The UK’s biggest online investing platform appeared to have weathered the ire of clients and policymakers since the June suspension of Woodford’s equity income fund, which Hargreaves had championed for years to its many retail savers.
Hargreaves said on Thursday that total assets under administration were 99.3 billion pounds at end-June, up from 91.6 billion pounds a year earlier and beating a company supplied consensus of 15 analysts for 98.7 billion pounds, helping to underpin a 7.7% rise in its shares.
“We recognise that there are industry headwinds and that the environment continues to be difficult and we remain vigilant to these conditions,” Chief Executive Chris Hill said.
A 133,000 rise in client numbers to 1.22 million combined with the trend for consolidating their savings on the Hargreaves platform drove net new business of 7.3 billion pounds, while market gains added a further 400 million pounds.

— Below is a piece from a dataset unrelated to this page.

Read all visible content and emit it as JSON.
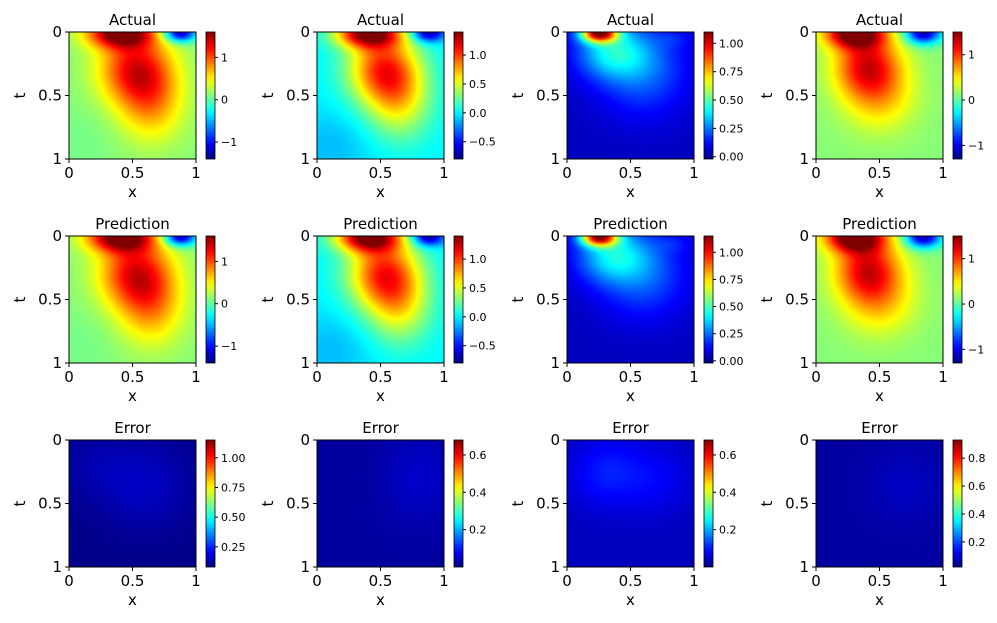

However, Hargreaves said revenues were impacted by reduced client demand to trade shares given uncertainty around Brexit, while its decision to waive platform fees for clients affected by Woodford was costing 360,000 pounds a month.
Hargreaves’ promotion of the fund only ended on the day it was suspended, leaving nearly 300,000 clients trapped until it reopens for trading, something unlikely to happen until December, the fund’s Authorised Corporate Director has said.

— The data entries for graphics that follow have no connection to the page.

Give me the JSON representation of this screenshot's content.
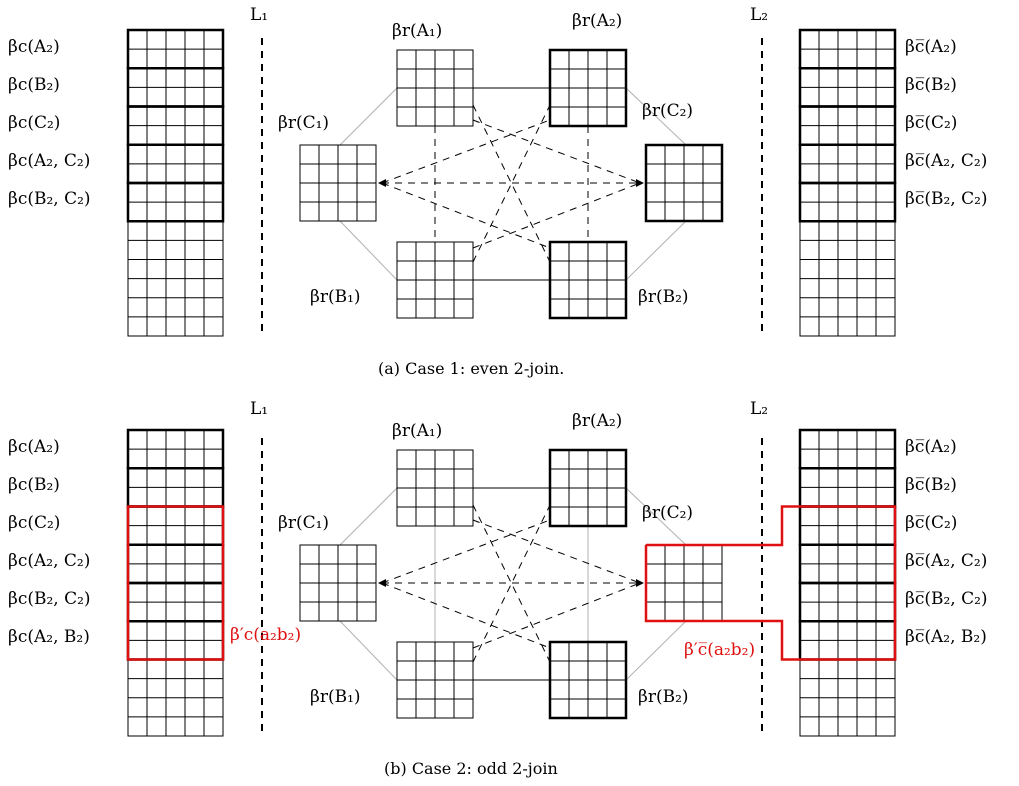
{
  "panels": [
    {
      "caption": "(a) Case 1: even 2-join.",
      "left_lines_label": "L₁",
      "right_lines_label": "L₂",
      "left_labels": [
        "βc(A₂)",
        "βc(B₂)",
        "βc(C₂)",
        "βc(A₂, C₂)",
        "βc(B₂, C₂)"
      ],
      "right_labels": [
        "βc̅(A₂)",
        "βc̅(B₂)",
        "βc̅(C₂)",
        "βc̅(A₂, C₂)",
        "βc̅(B₂, C₂)"
      ],
      "center_labels": {
        "a1": "βr(A₁)",
        "a2": "βr(A₂)",
        "c1": "βr(C₁)",
        "c2": "βr(C₂)",
        "b1": "βr(B₁)",
        "b2": "βr(B₂)"
      }
    },
    {
      "caption": "(b) Case 2: odd 2-join",
      "left_lines_label": "L₁",
      "right_lines_label": "L₂",
      "left_labels": [
        "βc(A₂)",
        "βc(B₂)",
        "βc(C₂)",
        "βc(A₂, C₂)",
        "βc(B₂, C₂)",
        "βc(A₂, B₂)"
      ],
      "right_labels": [
        "βc̅(A₂)",
        "βc̅(B₂)",
        "βc̅(C₂)",
        "βc̅(A₂, C₂)",
        "βc̅(B₂, C₂)",
        "βc̅(A₂, B₂)"
      ],
      "center_labels": {
        "a1": "βr(A₁)",
        "a2": "βr(A₂)",
        "c1": "βr(C₁)",
        "c2": "βr(C₂)",
        "b1": "βr(B₁)",
        "b2": "βr(B₂)"
      },
      "red_left_label": "β′c(a₂b₂)",
      "red_right_label": "β′c̅(a₂b₂)"
    }
  ],
  "colors": {
    "highlight": "#e01010",
    "line": "#000000",
    "light_edge": "#b0b0b0"
  }
}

Britain’s financial regulator is looking into the circumstances surrounding the fund’s suspension, which occurred when client demand to leave caused a liquidity squeeze.
Hill and other Hargreaves executives confirmed on Thursday they would give up their bonuses for the year over the affair.
“Our priority remains to support our clients and pressing for the Woodford Equity Income Fund to reopen as soon as is practicable, whilst protecting the interests of all investors,” Hill said.
Despite questions about the way Hargreaves constructs and markets its favourite fund picks, used by many clients to decide where to invest, it stood by its ‘Wealth 50’ list.
“We are committed to a favourite funds list as one of many tools which are important for our clients.”